Medicine Wheel Trail Advocates, responsible for the maintenance and upkeep of many of the hiking and biking trails scattered through Manitou Springs and along the West Side of Colorado Springs, faced a tough decision when COVID-19 hit Colorado last spring.
Officials wondered if they should put their work on hold or continue their mission with proper guidelines.
Executive Director Cory Sutela realized the work the organization does in building, sharing and protecting the trail system was more important than ever during the pandemic. Trails are places where people can safely visit and get exercise in the midst of lockdowns, social distancing and restricted movements, he stated.
Anyone who has ever hiked, biked, run, rode horse or walked a pet anywhere in Manitou Springs or Colorado Springs has probably enjoyed the efforts of Medicine Wheel Trail Advocates.
Members of the group are avid mountain bikers but recognize the need to get along well with everyone who uses the trails for other activities and they recognize everyone’s perspective, Sutela stated. To help with their mission, the group has created a trail etiquette video to help users understand how to get along well with others using the trails.
During 2019, the group raised $20,000 through the Give! Campaign and matching grants, which helps with improvement efforts. Throughout 2020, the organization has brought in a new board of directors that has allowed many members to take a much-needed break.
One long-time member, Mike Rigney, has been instrumental in the evolution of the organization, Sutela said. Rigney joined in 2015 after being involved in a mountain bike organization in Arizona. Since he has joined, he has helped enroll the organization in the International Mountain Bicycling Association, which has greatly helped the group with advocacy power and organizationally support. He also wrote the grant that helped the group complete work on Lake Moraine Trail, which connects Barr Trail across the Cog railway and through Colorado Springs Utilities land and into Jones Park.
“That was the culmination of an epic 20-year project,” Sutela said.
After all that effort, Rigney is stepping down from the board of directors, but will remain involved with the committee and will work to keep the group engaged with the Ring the Peak project, a massive effort that connects all the trails in the region to the slopes of Pikes Peak.
By the end of 2020, the group has secured $17,500 in matching grants through its dedicated supporters. The group is also targeting the Young Donor competition, and with the help of Revel Bikes, will give away a set of Revel RW 30 wheels to a donor under the age of 25.
The funds raised this year will help the group expand its trail maintenance efforts through the Trail Agent program and boost its Trail Love work days, which are always open to volunteers, as health restrictions permit.
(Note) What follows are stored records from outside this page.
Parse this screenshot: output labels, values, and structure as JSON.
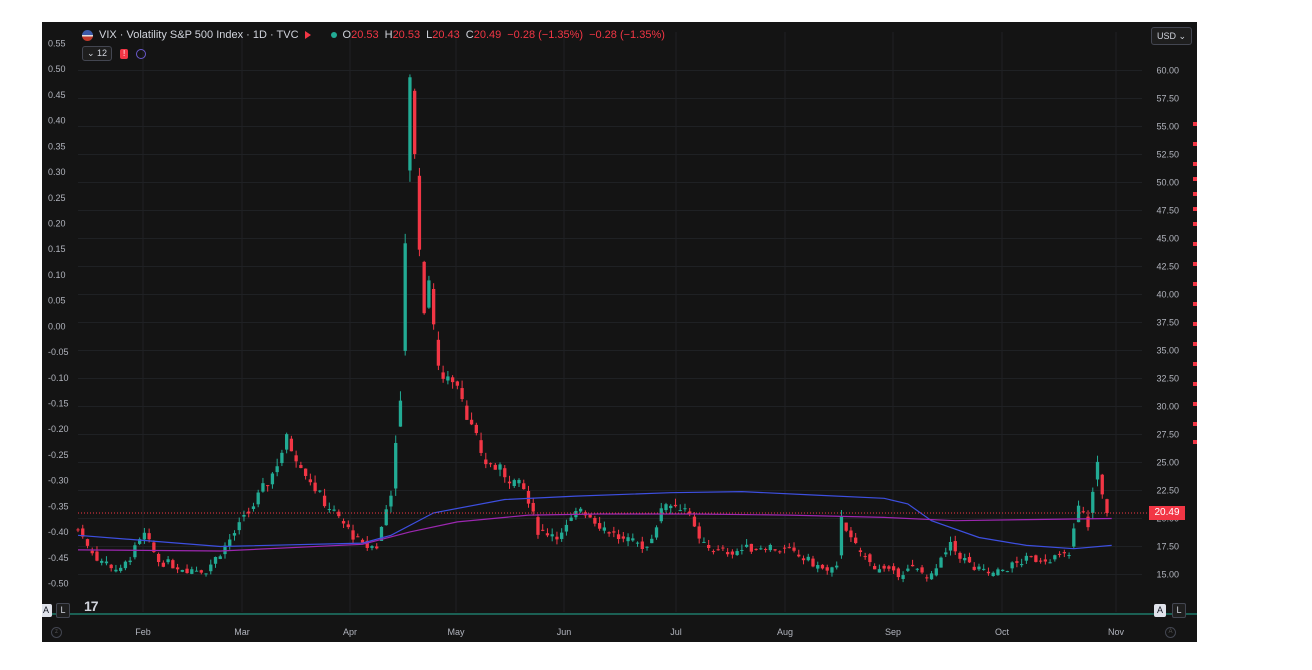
{
  "header": {
    "title": "VIX · Volatility S&P 500 Index · 1D · TVC",
    "o_label": "O",
    "o_value": "20.53",
    "h_label": "H",
    "h_value": "20.53",
    "l_label": "L",
    "l_value": "20.43",
    "c_label": "C",
    "c_value": "20.49",
    "change": "−0.28 (−1.35%)",
    "change2": "−0.28 (−1.35%)"
  },
  "controls": {
    "indicators_count": "12",
    "currency": "USD"
  },
  "colors": {
    "up": "#22ab94",
    "down": "#f23645",
    "ma_long": "#3d4fe0",
    "ma_short": "#9c27b0",
    "price_line": "#f23645",
    "grid": "#1f2124",
    "axis_text": "#b2b5be"
  },
  "buttons": {
    "a_left": "A",
    "l_left": "L",
    "a_right": "A",
    "l_right": "L"
  },
  "chart_data": {
    "type": "candlestick",
    "title": "VIX · Volatility S&P 500 Index · 1D · TVC",
    "last_price": 20.49,
    "last_price_label": "20.49",
    "x_ticks": [
      "Feb",
      "Mar",
      "Apr",
      "May",
      "Jun",
      "Jul",
      "Aug",
      "Sep",
      "Oct",
      "Nov"
    ],
    "right_axis": {
      "range": [
        13.0,
        63.0
      ],
      "ticks": [
        "60.00",
        "57.50",
        "55.00",
        "52.50",
        "50.00",
        "47.50",
        "45.00",
        "42.50",
        "40.00",
        "37.50",
        "35.00",
        "32.50",
        "30.00",
        "27.50",
        "25.00",
        "22.50",
        "20.00",
        "17.50",
        "15.00"
      ]
    },
    "left_axis": {
      "range": [
        -0.55,
        0.59
      ],
      "ticks": [
        "0.55",
        "0.50",
        "0.45",
        "0.40",
        "0.35",
        "0.30",
        "0.25",
        "0.20",
        "0.15",
        "0.10",
        "0.05",
        "0.00",
        "-0.05",
        "-0.10",
        "-0.15",
        "-0.20",
        "-0.25",
        "-0.30",
        "-0.35",
        "-0.40",
        "-0.45",
        "-0.50"
      ]
    },
    "anchors": [
      {
        "day": 0,
        "close": 19.0
      },
      {
        "day": 4,
        "close": 16.5
      },
      {
        "day": 9,
        "close": 15.3
      },
      {
        "day": 14,
        "close": 18.5
      },
      {
        "day": 17,
        "close": 16.2
      },
      {
        "day": 23,
        "close": 15.5
      },
      {
        "day": 27,
        "close": 15.4
      },
      {
        "day": 31,
        "close": 17.5
      },
      {
        "day": 36,
        "close": 20.5
      },
      {
        "day": 41,
        "close": 24.0
      },
      {
        "day": 44,
        "close": 27.0
      },
      {
        "day": 47,
        "close": 25.0
      },
      {
        "day": 51,
        "close": 22.0
      },
      {
        "day": 55,
        "close": 20.0
      },
      {
        "day": 60,
        "close": 17.5
      },
      {
        "day": 63,
        "close": 17.5
      },
      {
        "day": 66,
        "close": 22.5
      },
      {
        "day": 68,
        "close": 30.0
      },
      {
        "day": 69,
        "close": 45.0
      },
      {
        "day": 70,
        "close": 60.0
      },
      {
        "day": 71,
        "close": 52.0
      },
      {
        "day": 72,
        "close": 45.0
      },
      {
        "day": 73,
        "close": 37.5
      },
      {
        "day": 74,
        "close": 42.0
      },
      {
        "day": 76,
        "close": 33.0
      },
      {
        "day": 80,
        "close": 32.5
      },
      {
        "day": 83,
        "close": 28.0
      },
      {
        "day": 86,
        "close": 25.0
      },
      {
        "day": 90,
        "close": 24.0
      },
      {
        "day": 94,
        "close": 22.5
      },
      {
        "day": 97,
        "close": 19.0
      },
      {
        "day": 102,
        "close": 18.5
      },
      {
        "day": 106,
        "close": 21.0
      },
      {
        "day": 110,
        "close": 19.5
      },
      {
        "day": 115,
        "close": 18.0
      },
      {
        "day": 120,
        "close": 17.5
      },
      {
        "day": 124,
        "close": 21.5
      },
      {
        "day": 128,
        "close": 21.0
      },
      {
        "day": 131,
        "close": 18.0
      },
      {
        "day": 135,
        "close": 17.0
      },
      {
        "day": 140,
        "close": 17.2
      },
      {
        "day": 145,
        "close": 17.6
      },
      {
        "day": 150,
        "close": 17.0
      },
      {
        "day": 155,
        "close": 16.0
      },
      {
        "day": 158,
        "close": 15.2
      },
      {
        "day": 160,
        "close": 15.5
      },
      {
        "day": 161,
        "close": 20.5
      },
      {
        "day": 163,
        "close": 18.0
      },
      {
        "day": 167,
        "close": 16.0
      },
      {
        "day": 172,
        "close": 15.0
      },
      {
        "day": 176,
        "close": 15.5
      },
      {
        "day": 180,
        "close": 14.8
      },
      {
        "day": 184,
        "close": 17.5
      },
      {
        "day": 189,
        "close": 15.5
      },
      {
        "day": 193,
        "close": 15.0
      },
      {
        "day": 197,
        "close": 15.8
      },
      {
        "day": 200,
        "close": 16.3
      },
      {
        "day": 205,
        "close": 16.5
      },
      {
        "day": 209,
        "close": 16.7
      },
      {
        "day": 211,
        "close": 21.0
      },
      {
        "day": 213,
        "close": 19.5
      },
      {
        "day": 215,
        "close": 25.0
      },
      {
        "day": 216,
        "close": 22.5
      },
      {
        "day": 217,
        "close": 20.49
      }
    ],
    "ma_long": {
      "name": "",
      "points": [
        [
          0,
          18.5
        ],
        [
          30,
          17.5
        ],
        [
          60,
          17.8
        ],
        [
          66,
          18.5
        ],
        [
          75,
          20.5
        ],
        [
          90,
          21.7
        ],
        [
          105,
          22.0
        ],
        [
          125,
          22.3
        ],
        [
          140,
          22.4
        ],
        [
          155,
          22.1
        ],
        [
          170,
          21.8
        ],
        [
          175,
          21.3
        ],
        [
          180,
          19.8
        ],
        [
          190,
          18.3
        ],
        [
          200,
          17.6
        ],
        [
          210,
          17.3
        ],
        [
          218,
          17.6
        ]
      ]
    },
    "ma_short": {
      "name": "",
      "points": [
        [
          0,
          17.2
        ],
        [
          30,
          17.1
        ],
        [
          60,
          17.7
        ],
        [
          70,
          18.8
        ],
        [
          80,
          19.7
        ],
        [
          95,
          20.3
        ],
        [
          110,
          20.4
        ],
        [
          130,
          20.4
        ],
        [
          150,
          20.3
        ],
        [
          170,
          20.1
        ],
        [
          185,
          19.8
        ],
        [
          200,
          19.9
        ],
        [
          218,
          20.0
        ]
      ]
    }
  }
}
Medicine Wheel Group Expanding Its Focus
Current needs of the organization include a tool trailer, work truck and funds to purchase packable tools for trail maintenance in areas that are difficult to reach. They are also seeking content creators for social media outlets and writers for the newsletter. And, as always, the group is seeking people with experience in building trails. Sutela said the group is also seeking people who are passionate about the trails and those who are connected to groups, land managers, schools and anyone who cares about the usage of trails for biking, hiking, pet walking and horse riding.
The organization makes use of 20 highly engaged volunteers who work behind the scenes and 50 volunteers who work on the trails themselves. Those volunteers combined have logged 10 work days totaling 550 hours in 2020.
The list of goals for 2021 is extensive, including Increasing the group’s diversity and inclusion.
The board of directors is already divided half and half between men and women, but Sutela wants to expand the focus of the group to include projects on the southeast side of Colorado Springs. He would also like to connect with the Open Space Advisory Committee and increase the group’s presence in the Manitou Springs community.
The pandemic has made it difficult for many non-profit agencies to connect with donors and supporters, but that has helped motivate the committee to focus on online events in creative ways, Sutela said.
“The challenges of 202 have manifested in many ways,” he said. “What has become more obvious than ever to us is the importance of trails to the physical, mental and emotional well-being of the residents of the Pikes Peak region.”